We wrote an article on using extinction to stop unwanted behaviors, on how it takes more skill, planning, and patience than punishment but is a much better, more humane method to get what you want.

This is not to say that it’s a bed of roses for the organism being subjected to extinction though. Common responses include frustration, anger, aggression, and anxiety. We take our cues on how to behave from the reinforcements we receive, and when these reinforcements suddenly disappear so that there are no cues whatsoever on how to proceed, the predictable outcome is psychological and emotional pain.

But not all pain is created equal. The quality of the psychological and emotional pain engendered by the process of extinction is much different from that engendered by punishment. With punishment the pain comes from a discernible source, from the authority figure who is supposed to represent nurturing and support, the authority figure who in the case of a primary caregiver represents the blueprint on which all subsequent relationships are based. With extinction the pain is more ephemeral. This pain is owned by the organism, as it were, who must bring creativity to bear in the form of a slew of new behaviors in order to once again receive the desired reinforcements.

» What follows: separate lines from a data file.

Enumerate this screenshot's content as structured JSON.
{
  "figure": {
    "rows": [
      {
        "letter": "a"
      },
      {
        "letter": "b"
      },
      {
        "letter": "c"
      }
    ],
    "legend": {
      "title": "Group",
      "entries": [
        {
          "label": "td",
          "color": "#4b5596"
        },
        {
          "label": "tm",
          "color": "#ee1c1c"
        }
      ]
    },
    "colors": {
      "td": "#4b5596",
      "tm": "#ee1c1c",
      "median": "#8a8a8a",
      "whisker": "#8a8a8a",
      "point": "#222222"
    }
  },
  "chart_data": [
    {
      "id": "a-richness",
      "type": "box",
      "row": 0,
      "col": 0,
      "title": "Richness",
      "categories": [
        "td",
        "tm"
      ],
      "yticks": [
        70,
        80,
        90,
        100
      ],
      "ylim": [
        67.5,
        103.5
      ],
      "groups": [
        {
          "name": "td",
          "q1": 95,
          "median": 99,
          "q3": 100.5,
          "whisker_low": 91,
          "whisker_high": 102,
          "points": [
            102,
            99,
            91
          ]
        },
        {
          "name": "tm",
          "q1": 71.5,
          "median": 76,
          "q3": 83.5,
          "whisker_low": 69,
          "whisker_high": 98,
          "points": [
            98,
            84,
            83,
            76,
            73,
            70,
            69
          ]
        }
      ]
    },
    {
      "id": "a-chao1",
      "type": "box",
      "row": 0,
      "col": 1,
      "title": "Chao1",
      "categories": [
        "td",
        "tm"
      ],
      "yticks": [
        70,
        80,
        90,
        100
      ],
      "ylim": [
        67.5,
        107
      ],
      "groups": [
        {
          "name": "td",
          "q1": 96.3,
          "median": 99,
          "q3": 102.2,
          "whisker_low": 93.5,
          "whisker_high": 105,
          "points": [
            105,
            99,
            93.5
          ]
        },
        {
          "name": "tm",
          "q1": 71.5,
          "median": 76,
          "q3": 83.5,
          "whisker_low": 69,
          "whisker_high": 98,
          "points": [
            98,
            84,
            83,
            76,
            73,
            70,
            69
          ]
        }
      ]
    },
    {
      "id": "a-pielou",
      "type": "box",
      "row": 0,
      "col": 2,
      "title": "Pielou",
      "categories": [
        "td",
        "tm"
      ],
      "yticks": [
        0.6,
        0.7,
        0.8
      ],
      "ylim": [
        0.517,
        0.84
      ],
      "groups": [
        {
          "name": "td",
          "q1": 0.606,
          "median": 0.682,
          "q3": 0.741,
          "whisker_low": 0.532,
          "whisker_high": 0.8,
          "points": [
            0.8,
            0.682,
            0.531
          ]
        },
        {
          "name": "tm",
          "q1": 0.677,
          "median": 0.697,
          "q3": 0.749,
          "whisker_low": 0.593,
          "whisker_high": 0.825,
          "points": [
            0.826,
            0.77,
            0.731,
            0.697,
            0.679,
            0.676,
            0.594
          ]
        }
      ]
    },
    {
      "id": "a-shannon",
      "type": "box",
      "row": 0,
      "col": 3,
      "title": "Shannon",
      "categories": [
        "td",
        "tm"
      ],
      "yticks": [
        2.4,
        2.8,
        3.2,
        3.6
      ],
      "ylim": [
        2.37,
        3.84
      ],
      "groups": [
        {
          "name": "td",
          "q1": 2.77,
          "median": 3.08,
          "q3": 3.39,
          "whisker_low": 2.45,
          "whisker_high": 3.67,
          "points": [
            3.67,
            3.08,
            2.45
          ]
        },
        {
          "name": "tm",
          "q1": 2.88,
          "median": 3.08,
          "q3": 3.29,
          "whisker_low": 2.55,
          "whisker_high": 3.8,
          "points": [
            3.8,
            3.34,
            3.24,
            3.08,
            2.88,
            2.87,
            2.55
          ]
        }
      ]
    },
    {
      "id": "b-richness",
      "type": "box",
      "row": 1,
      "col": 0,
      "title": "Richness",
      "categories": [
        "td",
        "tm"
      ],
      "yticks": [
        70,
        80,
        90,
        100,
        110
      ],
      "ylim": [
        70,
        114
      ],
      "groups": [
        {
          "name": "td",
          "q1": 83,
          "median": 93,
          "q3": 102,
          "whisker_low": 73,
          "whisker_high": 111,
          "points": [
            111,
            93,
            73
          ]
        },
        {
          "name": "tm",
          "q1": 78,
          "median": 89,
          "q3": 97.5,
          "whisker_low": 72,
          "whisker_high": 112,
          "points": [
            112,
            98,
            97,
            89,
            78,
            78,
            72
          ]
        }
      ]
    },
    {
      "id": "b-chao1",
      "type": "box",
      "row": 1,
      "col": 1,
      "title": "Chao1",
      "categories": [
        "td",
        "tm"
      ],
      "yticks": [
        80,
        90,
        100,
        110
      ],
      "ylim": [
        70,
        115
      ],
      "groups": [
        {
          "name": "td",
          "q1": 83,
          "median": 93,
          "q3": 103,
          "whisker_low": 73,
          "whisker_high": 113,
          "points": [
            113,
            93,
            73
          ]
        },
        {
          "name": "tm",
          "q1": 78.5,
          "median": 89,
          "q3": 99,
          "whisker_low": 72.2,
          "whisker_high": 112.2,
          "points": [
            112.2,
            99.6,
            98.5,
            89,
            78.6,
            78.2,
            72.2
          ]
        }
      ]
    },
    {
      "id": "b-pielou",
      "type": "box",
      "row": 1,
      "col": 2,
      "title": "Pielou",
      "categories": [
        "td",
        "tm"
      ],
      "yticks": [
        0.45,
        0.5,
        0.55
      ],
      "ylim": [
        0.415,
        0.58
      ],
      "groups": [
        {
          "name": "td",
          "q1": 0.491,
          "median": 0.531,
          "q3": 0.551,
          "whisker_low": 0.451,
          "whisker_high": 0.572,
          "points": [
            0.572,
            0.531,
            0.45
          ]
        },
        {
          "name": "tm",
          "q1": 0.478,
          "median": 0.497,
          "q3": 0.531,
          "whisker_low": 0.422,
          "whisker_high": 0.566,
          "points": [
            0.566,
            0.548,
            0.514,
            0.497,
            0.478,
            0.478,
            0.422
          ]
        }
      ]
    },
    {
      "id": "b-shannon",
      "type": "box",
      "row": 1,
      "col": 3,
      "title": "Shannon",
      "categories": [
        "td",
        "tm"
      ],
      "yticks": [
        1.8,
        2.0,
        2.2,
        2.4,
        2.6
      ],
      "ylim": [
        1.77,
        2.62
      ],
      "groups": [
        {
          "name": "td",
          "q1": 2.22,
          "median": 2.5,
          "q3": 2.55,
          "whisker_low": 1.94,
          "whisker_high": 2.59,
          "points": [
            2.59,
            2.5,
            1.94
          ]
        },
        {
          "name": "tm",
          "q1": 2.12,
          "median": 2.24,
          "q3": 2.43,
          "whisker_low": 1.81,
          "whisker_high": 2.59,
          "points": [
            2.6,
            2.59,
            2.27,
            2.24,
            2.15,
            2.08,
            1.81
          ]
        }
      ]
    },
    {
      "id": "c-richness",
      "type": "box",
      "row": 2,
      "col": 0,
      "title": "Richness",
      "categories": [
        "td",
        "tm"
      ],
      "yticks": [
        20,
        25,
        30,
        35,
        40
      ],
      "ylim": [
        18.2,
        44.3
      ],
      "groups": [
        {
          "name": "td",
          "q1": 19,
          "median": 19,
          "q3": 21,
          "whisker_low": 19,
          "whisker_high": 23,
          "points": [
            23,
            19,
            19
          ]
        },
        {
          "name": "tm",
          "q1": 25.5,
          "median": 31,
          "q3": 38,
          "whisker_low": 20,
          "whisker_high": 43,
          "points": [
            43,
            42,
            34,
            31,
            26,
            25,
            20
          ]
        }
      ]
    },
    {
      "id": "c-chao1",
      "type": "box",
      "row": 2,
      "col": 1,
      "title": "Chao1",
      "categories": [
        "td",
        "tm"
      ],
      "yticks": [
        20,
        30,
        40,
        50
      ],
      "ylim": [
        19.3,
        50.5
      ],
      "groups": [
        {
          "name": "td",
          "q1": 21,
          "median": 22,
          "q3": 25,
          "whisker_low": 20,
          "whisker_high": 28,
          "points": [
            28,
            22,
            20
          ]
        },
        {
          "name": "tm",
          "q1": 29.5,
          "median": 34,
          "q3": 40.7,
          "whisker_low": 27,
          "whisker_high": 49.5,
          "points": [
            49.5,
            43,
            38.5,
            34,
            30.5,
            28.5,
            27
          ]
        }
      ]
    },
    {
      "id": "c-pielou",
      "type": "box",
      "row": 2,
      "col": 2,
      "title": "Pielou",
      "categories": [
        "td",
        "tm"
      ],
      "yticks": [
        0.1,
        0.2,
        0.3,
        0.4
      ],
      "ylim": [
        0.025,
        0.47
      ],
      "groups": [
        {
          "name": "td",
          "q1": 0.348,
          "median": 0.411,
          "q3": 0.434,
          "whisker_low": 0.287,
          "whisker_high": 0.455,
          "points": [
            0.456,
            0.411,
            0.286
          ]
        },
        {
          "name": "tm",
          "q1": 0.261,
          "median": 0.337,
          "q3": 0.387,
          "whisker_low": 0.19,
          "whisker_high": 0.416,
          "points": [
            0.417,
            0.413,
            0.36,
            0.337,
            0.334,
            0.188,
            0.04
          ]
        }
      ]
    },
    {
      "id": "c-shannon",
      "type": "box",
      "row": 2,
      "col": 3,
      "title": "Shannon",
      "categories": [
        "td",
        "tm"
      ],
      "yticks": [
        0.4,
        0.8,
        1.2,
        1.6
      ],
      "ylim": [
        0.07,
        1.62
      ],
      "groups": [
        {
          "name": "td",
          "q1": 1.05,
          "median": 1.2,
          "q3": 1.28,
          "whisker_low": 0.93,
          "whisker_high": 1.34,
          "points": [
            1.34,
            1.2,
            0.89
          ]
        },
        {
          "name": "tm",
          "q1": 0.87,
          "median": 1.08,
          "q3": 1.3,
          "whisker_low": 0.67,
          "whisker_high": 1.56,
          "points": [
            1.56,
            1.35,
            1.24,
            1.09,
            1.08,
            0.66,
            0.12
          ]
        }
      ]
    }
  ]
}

Working through a difficult problem almost always engenders frustration and anxiety but solving that problem almost always leads to feelings of elation and a sense of accomplishment, and when you think about it being subjected to extinction is working through a difficult problem. There might be a rocky period in there but when the organism finds a new response that gets the job done frustration and anxiety dissipate, and at least in the case of people, dogs, cats, and other intelligent mammalian life forms, these negative feelings are replaced by feelings of elation and a sense of accomplishment.